[Haskell-cafe] Re: ANN: weighted-regexp-0.1.0.0

Tue Jul 27 00:57:24 EDT 2010

Hi Sjoerd,

> It seems that only shift needs the reg field of the RegW datatype.  
> So you can also replace the reg field with a shift field. This makes  
> the regexp parser extensible, as there is no longer a dependence on  
> the (closed) datatype Reg:
>
>> data RegW w c = RegW { active :: !Bool,
>>                       empty :: !w,
>>                       final_ :: !w,
>>                       shift :: w -> c -> RegW w c }

Interesting observation.
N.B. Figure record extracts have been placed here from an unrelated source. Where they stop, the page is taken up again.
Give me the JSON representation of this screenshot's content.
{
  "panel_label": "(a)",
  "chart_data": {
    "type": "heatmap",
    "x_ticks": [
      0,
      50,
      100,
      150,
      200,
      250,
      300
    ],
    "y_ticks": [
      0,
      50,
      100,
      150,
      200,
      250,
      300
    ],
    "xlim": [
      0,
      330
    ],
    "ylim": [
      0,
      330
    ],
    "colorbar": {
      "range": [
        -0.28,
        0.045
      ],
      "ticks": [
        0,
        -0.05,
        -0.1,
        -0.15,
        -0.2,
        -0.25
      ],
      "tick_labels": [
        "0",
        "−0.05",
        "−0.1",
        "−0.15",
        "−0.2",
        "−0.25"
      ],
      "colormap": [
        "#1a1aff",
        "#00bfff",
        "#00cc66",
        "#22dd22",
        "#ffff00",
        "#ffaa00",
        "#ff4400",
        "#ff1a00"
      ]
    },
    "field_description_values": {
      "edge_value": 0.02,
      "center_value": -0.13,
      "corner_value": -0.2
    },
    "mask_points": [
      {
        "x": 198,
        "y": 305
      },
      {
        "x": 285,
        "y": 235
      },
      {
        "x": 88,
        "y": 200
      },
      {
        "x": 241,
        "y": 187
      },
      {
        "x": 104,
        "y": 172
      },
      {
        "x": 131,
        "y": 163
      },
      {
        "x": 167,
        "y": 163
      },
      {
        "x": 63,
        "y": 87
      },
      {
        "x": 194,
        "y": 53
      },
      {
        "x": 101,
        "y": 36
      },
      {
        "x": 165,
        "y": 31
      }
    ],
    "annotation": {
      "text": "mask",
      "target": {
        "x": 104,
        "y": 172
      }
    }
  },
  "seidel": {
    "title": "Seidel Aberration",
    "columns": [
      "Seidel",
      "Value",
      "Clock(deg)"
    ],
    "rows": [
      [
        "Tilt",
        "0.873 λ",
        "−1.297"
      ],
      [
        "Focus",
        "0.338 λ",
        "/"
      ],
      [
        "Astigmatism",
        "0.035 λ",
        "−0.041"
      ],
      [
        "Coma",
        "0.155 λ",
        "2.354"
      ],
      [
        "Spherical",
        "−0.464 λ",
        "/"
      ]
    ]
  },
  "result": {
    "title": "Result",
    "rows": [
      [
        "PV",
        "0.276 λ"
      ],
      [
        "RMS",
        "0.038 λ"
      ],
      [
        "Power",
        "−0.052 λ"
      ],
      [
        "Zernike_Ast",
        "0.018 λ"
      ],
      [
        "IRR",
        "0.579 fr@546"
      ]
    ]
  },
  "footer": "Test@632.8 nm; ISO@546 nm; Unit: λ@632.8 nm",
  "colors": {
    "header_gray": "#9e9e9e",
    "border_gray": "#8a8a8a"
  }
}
However, such an encoding would prevent the  
definition of some other functions on RegExp. More specifically, there  
are Show and Eq instances for the QuickCheck tests.

> For example it is then easy to define the parser that matches  
> nothing, which is the identity element of alt:
>
>> noMatch :: RegExp c
>> noMatch = RegExp noMatchW
>>
>> noMatchW :: Semiring w => RegW w c
>> noMatchW = RegW False zero zero $ \_ _ -> noMatchW

Note that you can also define it with the current interface:

     noMatch :: RegExp c
     noMatch = psym "(Big Lambda)" (const False)

Maybe I'll add it to the next version. I only need a better string  
representation ;)

> But otherwise I do wonder if the parser needs to be extensible.

I have some ideas for extending the matcher. For example /a{2,5}/ is  
currently translated into /aa(a(a(a)?)?)?/ but it may be possible to  
handle it without such blowup. I also want to add substring matching,  
i.e., the possibility to find out against which strings parenthesized  
parts of the regexp were matched.

But as the closed Reg type is not exported I can freely change it  
along with any matcher extension.

> For example some XML Schema implementations that are based on finite  
> automata have special cases for the xs:all construct, which matches  
> a list of elements, each occurring once in any order. But I tried a  
> straightforward implementation and it works fine:
>
>> eachOnce :: [RegExp c] -> RegExp c
>> eachOnce [] = eps
>> eachOnce ps = eachOnce' ps [] where
>>  eachOnce' [] _ = noMatch
>>  eachOnce' (p:ps) qs = (p `seq_` eachOnce (ps ++ qs)) `alt`  
>> eachOnce' ps (p:qs)

Neat! That's also worth adding. I find

     eachOnce :: [RegExp c] -> RegExp c
     eachOnce = foldr alt noMatch . map (foldr seq_ eps) . permutations

even clearer but your version is *much* better as it uses nesting to  
combine all alternatives that start with the same regexp.

Thanks!
Sebastian

-- 
Underestimating the novelty of the future is a time-honored tradition.
(D.G.)